Connection Mobility Control (CMC)

Connection mobility control (CMC) is concerned with the management of radio resources in connection with idle or connected mode mobility. In idle mode, the cell reselection algorithms are controlled by setting of parameters (thresholds and hysteresis values) that define the best cell and/or determine when the UE should select a new cell.

Also, E-UTRAN broadcasts parameters that configure the UE measurement and reporting procedures. In connected mode, the mobility of radio connections has to be supported. Handover decisions may be based on UE and eNB measurements. In addition, handover decisions may take other inputs, such as neighbour cell load, traffic distribution, transport and hardware resources and Operator defined policies into account. CMC is located in the eNB.

Dynamic Resource Allocation (DRA) - Packet Scheduling (PS)

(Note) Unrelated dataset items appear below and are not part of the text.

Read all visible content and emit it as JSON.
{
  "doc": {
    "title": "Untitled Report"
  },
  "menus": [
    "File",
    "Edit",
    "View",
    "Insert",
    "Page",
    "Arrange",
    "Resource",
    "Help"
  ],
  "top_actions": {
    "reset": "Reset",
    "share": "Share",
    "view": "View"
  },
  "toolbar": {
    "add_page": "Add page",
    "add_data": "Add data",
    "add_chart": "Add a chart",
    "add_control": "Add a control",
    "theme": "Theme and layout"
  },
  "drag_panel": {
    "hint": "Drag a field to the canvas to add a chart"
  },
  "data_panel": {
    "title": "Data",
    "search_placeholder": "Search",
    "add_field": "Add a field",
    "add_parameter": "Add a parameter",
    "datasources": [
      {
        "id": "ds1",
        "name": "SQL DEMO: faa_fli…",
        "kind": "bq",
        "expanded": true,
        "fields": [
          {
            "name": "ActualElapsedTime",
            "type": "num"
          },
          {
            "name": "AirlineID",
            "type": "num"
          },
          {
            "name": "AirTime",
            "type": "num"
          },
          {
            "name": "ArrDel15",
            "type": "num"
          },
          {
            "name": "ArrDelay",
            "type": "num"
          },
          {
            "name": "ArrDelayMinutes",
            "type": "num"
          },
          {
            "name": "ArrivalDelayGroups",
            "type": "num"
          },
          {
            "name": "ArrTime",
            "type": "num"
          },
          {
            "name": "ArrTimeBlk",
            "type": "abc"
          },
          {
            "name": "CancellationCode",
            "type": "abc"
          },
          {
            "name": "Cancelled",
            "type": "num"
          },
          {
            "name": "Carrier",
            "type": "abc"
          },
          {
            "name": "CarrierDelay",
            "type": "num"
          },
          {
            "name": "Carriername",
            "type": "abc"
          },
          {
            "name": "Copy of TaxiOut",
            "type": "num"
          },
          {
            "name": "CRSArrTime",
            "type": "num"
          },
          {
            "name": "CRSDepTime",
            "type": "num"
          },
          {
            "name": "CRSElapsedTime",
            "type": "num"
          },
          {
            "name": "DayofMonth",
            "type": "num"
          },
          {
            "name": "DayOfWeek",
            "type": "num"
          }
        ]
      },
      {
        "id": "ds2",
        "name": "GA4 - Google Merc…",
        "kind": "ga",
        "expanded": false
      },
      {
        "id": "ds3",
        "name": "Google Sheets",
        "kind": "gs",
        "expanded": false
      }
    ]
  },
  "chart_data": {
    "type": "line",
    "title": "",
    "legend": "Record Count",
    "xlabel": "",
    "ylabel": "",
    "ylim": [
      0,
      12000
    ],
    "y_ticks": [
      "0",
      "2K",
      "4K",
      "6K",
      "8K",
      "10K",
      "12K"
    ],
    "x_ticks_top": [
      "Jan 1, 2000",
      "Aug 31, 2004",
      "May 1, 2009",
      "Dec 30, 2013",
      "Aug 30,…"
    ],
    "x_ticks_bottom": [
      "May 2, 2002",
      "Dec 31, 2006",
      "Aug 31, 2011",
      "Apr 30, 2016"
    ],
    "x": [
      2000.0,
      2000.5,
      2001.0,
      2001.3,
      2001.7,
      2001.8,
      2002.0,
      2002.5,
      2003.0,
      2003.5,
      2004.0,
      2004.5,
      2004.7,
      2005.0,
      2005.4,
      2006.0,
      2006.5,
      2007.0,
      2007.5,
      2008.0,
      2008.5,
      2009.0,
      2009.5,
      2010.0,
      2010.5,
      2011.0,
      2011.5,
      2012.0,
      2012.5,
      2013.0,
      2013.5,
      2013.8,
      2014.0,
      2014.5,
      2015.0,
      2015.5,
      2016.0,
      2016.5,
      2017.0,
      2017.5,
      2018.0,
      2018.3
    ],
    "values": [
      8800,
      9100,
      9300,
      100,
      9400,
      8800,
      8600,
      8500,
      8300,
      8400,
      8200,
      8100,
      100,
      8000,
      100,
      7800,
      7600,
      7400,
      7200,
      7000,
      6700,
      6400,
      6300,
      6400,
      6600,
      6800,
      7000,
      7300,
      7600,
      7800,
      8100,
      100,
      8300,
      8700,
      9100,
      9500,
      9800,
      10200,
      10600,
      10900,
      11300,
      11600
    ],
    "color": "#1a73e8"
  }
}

The task of dynamic resource allocation (DRA) or packet scheduling (PS) is to allocate and de-allocate resources (including buffer and processing resources and resource blocks (i.e. chunks)) to user and control plane packets. DRA involves several sub-tasks, including the selection of radio bearers whose packets are to be scheduled and managing the necessary resources (e.g. the power levels or the specific resource blocks used). PS typically takes into account the QoS requirements associated with the radio bearers, the channel quality information for UEs, buffer status, interference situation, etc. DRA may also take into account restrictions or preferences on some of the available resource blocks or resource block sets due to inter-cell interference coordination considerations. DRA is located in the eNB.

Inter-cell Interference Coordination (ICIC)

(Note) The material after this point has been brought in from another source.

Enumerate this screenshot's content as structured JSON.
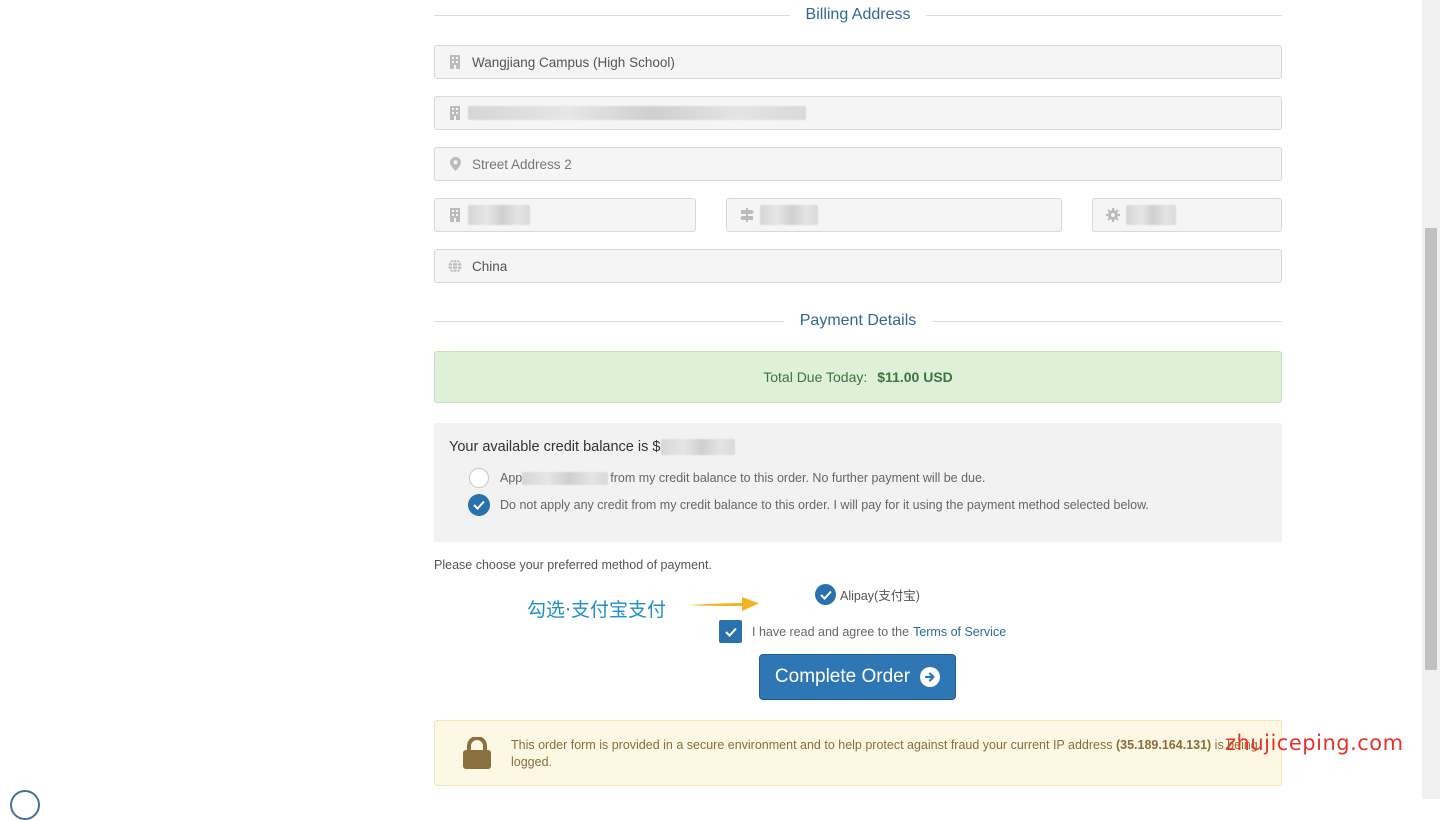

Inter-cell interference coordination has the task to manage radio resources such that inter-cell interference is kept under control. ICIC mechanism includes a frequency domain component and time domain component. ICIC is inherently a multi-cell RRM function that needs to take into account information (e.g. the resource usage status and traffic load situation) from multiple cells. The preferred ICIC method may be different in the uplink and downlink. The frequency domain ICIC manages radio resource, notably the radio resource blocks.

For the time domain ICIC, Almost Blank Subframes (ABSs) are used to protect resources receiving strong inter-cell interference. MBSFN subframes can be used for time domain ICIC when they are also included in ABS patterns. The eNB cannot configure MBSFN subframes [4] as ABSs when these MBSFN subframes are used for other usages (e.g., MBMS, LCS). ICIC is located in the eNB.